Mapping Agricultural Landuse in the 
Mississippi Alluvial Valley of Arkansas

Report on the Mississippi Alluvial Valley of Arkansas 

Landuse/Landcover (MAVA-LULC) Project


Copyright 1999; Comments to
Bruce Gorham; bruce@cast.uark.edu

Section 9: Results and Conclusions

Overall, the results of the study are quite positive. The dataset produced for this project has several deficiencies mostly dealing with issues of resolution. Increased frequency in temporal resolution offers the most promise for improving agricultural studies. Large portions of Northeast Arkansas (Group 1), an important cotton growing region, were obscured by clouds on four consecutive TM acquisition dates from mid June to early August. The addition of TM 7, and anticipated 8 day temporal resolution, could be very beneficial to the study of intra-annual temporal landuse patterns and crop identification: finding the right date to separate cotton from soybeans using cotton's defoliation period.
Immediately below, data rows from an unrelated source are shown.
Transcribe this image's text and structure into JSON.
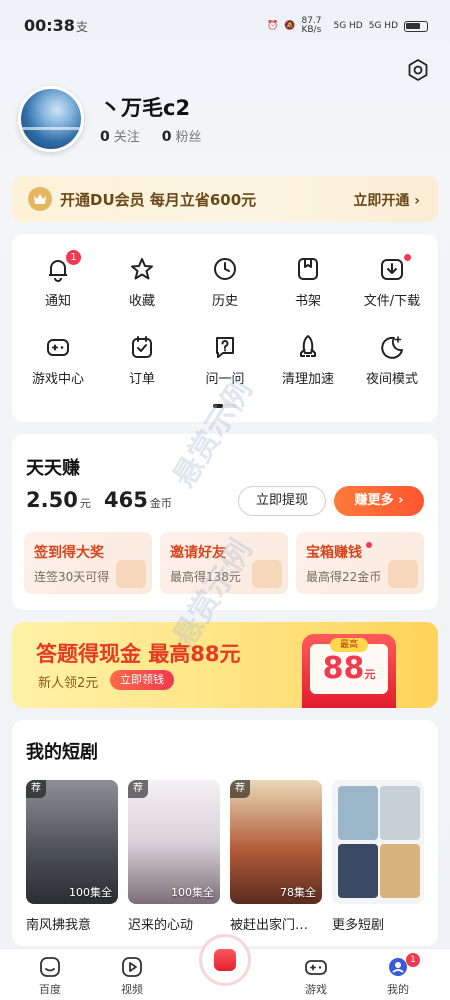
{
  "status_bar": {
    "time": "00:38",
    "extra": "支",
    "network": "87.7 KB/s",
    "sig1": "5G HD",
    "sig2": "5G HD"
  },
  "profile": {
    "username": "丶万毛c2",
    "following_count": "0",
    "following_label": "关注",
    "fans_count": "0",
    "fans_label": "粉丝"
  },
  "vip": {
    "text": "开通DU会员 每月立省600元",
    "action": "立即开通 ›",
    "accent": "#6a4818"
  },
  "grid": [
    {
      "label": "通知",
      "icon": "bell-icon",
      "badge": "1"
    },
    {
      "label": "收藏",
      "icon": "star-icon"
    },
    {
      "label": "历史",
      "icon": "clock-icon"
    },
    {
      "label": "书架",
      "icon": "bookshelf-icon"
    },
    {
      "label": "文件/下载",
      "icon": "download-icon",
      "dot": true
    },
    {
      "label": "游戏中心",
      "icon": "gamepad-icon"
    },
    {
      "label": "订单",
      "icon": "order-icon"
    },
    {
      "label": "问一问",
      "icon": "question-icon"
    },
    {
      "label": "清理加速",
      "icon": "rocket-icon"
    },
    {
      "label": "夜间模式",
      "icon": "moon-icon"
    }
  ],
  "earn": {
    "title": "天天赚",
    "cash": "2.50",
    "cash_unit": "元",
    "coins": "465",
    "coins_unit": "金币",
    "withdraw": "立即提现",
    "more": "赚更多 ›",
    "tasks": [
      {
        "title": "签到得大奖",
        "desc": "连签30天可得"
      },
      {
        "title": "邀请好友",
        "desc": "最高得138元"
      },
      {
        "title": "宝箱赚钱",
        "desc": "最高得22金币",
        "dot": true
      }
    ]
  },
  "quiz": {
    "title": "答题得现金 最高88元",
    "subtitle": "新人领2元",
    "claim": "立即领钱",
    "envelope_top": "最高",
    "envelope_amount": "88",
    "envelope_unit": "元"
  },
  "dramas": {
    "title": "我的短剧",
    "items": [
      {
        "name": "南风拂我意",
        "episodes": "100集全",
        "tag": "荐"
      },
      {
        "name": "迟来的心动",
        "episodes": "100集全",
        "tag": "荐"
      },
      {
        "name": "被赶出家门…",
        "episodes": "78集全",
        "tag": "荐"
      },
      {
        "name": "更多短剧"
      }
    ]
  },
  "nav": [
    {
      "label": "百度",
      "icon": "baidu-face-icon"
    },
    {
      "label": "视频",
      "icon": "video-play-icon"
    },
    {
      "label": "游戏",
      "icon": "gamepad-icon"
    },
    {
      "label": "我的",
      "icon": "profile-icon",
      "badge": "1"
    }
  ]
}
An increase in spectral resolution: hyperspectral sensors, or the addition of thermal IR data, will also improve future agricultural landuse mapping projects. Fine spectral detail will allow analysts to detect subtle differences between and within various crop types, making it feasible to conduct large scale studies of crop varieties.

Spatial resolution was not a major factor in this study. While the new high resolution sensors may benefit precision ag studies, the high cost of the data and tremendous disk space requirements are currently cost prohibitive for large scale mapping projects. TM 7's improved spatial resolution in the thermal band, however, could benefit future studies of the type conducted here, and TM 7's new 15 meter resolution panchromatic band may help to better delineate field boundaries at a considerably lower cost than SPOT imagery.

In the past most agricultural landuse maps portrayed a somewhat static, year to year, picture of the landscape. The maps generated for the MAVA-LULC project depict season to season landuse/landcover patterns. Combined with other natural resource and socio-economic data, the information discussed here should prove to be a very useful information base for natural resource planners.